Reconciliación y justicia
En términos de una
sociedad, reconciliación no es olvido, no es borrón y cuenta nueva con un
llamado a deponer odios del pasado. La basura escondida debajo de la alfombra
no se ve; pero ahí está, y siempre es posible que pueda reaparecer. Hay un
axioma de la ciencia psicológica que dice "lo reprimido siempre retorna,
de manera deformada, como síntoma, pero no desaparece: se reactualiza". Si
lo reprimido es una historia no contada, una historia de abusos y violaciones,
eso sigue estando presente en los imaginarios sociales, en la memoria colectiva
de los pueblos que los sufrieron, reapareciendo de distintas maneras como
síntomas; o para decirlo con terminología clínica: con malestares diversos, con
nuevas manifestaciones de violencia, con gran dolor. E incluso se traspasa a
las nuevas generaciones. "No se heredan culpas sino
responsabilidades", se decía más arriba. Así es: estos fenómenos son
trans-generacionales.
En cualquier sociedad
que sale de una guerra interna la palabra reconciliación es equívoca, llama a
ambigüedades, produce contradicciones. En muchos casos hace alusión velada al
olvido de lo ocurrido, a la amnistía de los victimarios; es decir: fomenta la
impunidad. Ello va de la mano de un llamado al entendimiento, a la buena
voluntad, al amor y la concordia. Pero en términos de grupos sociales –la experiencia
de numerosos casos en distintas sociedades de post guerra lo enseña con
patetismo–, ese "estallido de paz y armonía" no surge nunca
espontáneamente. Esas cosas tan loables por sí mismas pero siempre tan lejos de
las buenas voluntades –la historia no se hace con buenas voluntades sino,
lamentablemente, con violencias ("la
violencia es la partera de la historia", se ha dicho sin ingenuidad)–,
y la reconciliación en especial, que es el tema que nos convoca, más allá que
puedan circunscribirse a un papel firmado que las legaliza, no se decretan.

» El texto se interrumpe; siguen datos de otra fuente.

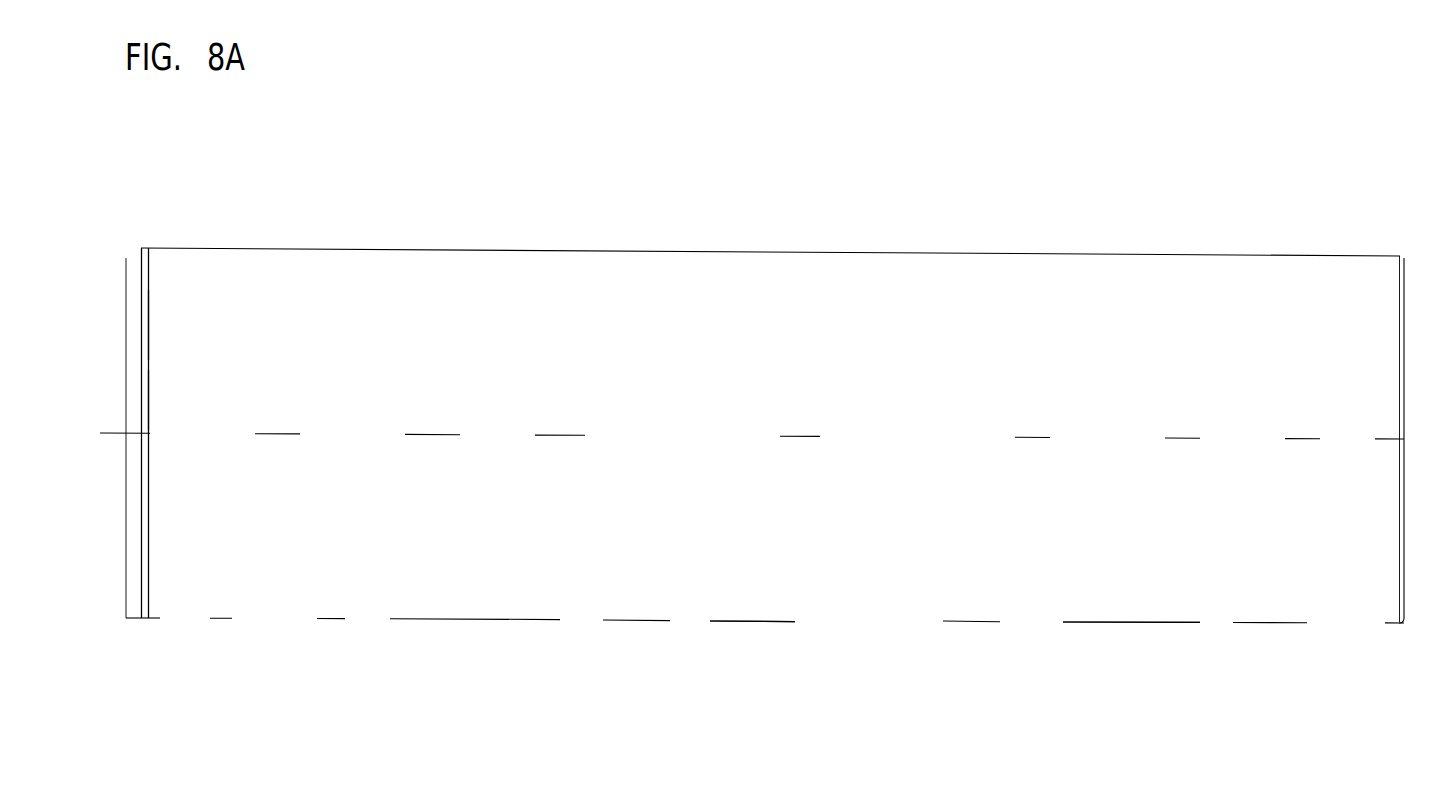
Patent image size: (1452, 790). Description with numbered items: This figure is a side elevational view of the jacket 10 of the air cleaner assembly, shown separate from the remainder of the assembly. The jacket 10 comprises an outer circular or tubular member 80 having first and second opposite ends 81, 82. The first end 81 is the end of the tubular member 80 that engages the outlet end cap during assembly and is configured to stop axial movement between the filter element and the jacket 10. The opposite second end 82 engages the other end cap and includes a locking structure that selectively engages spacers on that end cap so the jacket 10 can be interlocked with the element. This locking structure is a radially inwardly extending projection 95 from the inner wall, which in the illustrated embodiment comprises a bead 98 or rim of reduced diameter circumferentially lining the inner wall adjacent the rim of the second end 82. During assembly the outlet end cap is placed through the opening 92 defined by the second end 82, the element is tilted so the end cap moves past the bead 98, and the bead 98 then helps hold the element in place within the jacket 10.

The jacket 10 is at (592, 626).
The outer tubular member 80 is at (1045, 622).
The first end 81 is at (1402, 256).
The second end 82 is at (143, 247).
The opening 92 is at (133, 260).
The projection 95 is at (148, 341).
The bead 98 is at (148, 400).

Pueden ser legales, pero no legítimas. En todo caso, gracias a lineamientos que
se fijan en legislaciones pero que se edifican en las relaciones concretas
entre los miembros del colectivo, son construcciones que tienen que ver con los
juegos de poder que se dan en la sociedad.
Que el concepto de
reconciliación es equívoco, que está muy cargado y no es nada inocente nos lo
puede mostrar, entre otras cosas, el hecho que la derecha política en la actual
República Bolivariana de Venezuela llama a "reconciliarse" al
presidente Nicolás Maduro, líder de una revolución con tintes socialistas. ¿Por
qué ese llamado? ¿Qué significa en ese contexto "reconciliación": un
pedido de no seguir profundizando medidas populares que podrían desbancar a los
tradicionales sectores de poder? Si podemos tener cierto recelo en el uso de
esta palabra, todo lo dicho hasta aquí es suficiente prueba para ver que
constituye uno de los términos menos ingenuos del vocabulario político. Si la vida
política es, inexorablemente, la expresión de conflictos, la cara visible de la
relación de poderes asimétricos con que se constituyen las sociedades, los
llamados a la reconciliación pueden ser la forma velada de pedir no cambiar
nada, no revisar ni pretender remover las estructuras establecidas.
En otros términos, y en
el contexto de los procesos post bélicos: si es posible acercar partes
enfrentadas buscando una aceptable forma de relacionamiento en que se procesen
sanamente historias desgarradoras, ello necesita no sólo las declaraciones
políticas sino, antes que nada, cambios reales en la distribución de los
poderes, acciones concretas que dignifiquen a las víctimas y castiguen a los
victimarios, hechos constatables que permitan superar las secuelas y
posibiliten seguir viviendo con mayor calidad de vida. Para todo ello son
precisos elementos mínimos: 1) conocer y apropiarse la verdad histórica y 2)
reparar las injusticias. Pero queda claro que para ello son imprescindibles
modificaciones a las estructuras de poder que llevaron a la guerra. Sin esos
reacomodos concretos, tanto la paz como la reconciliación no pueden pasar de
buenas intenciones sin efectos tangibles en la realidad.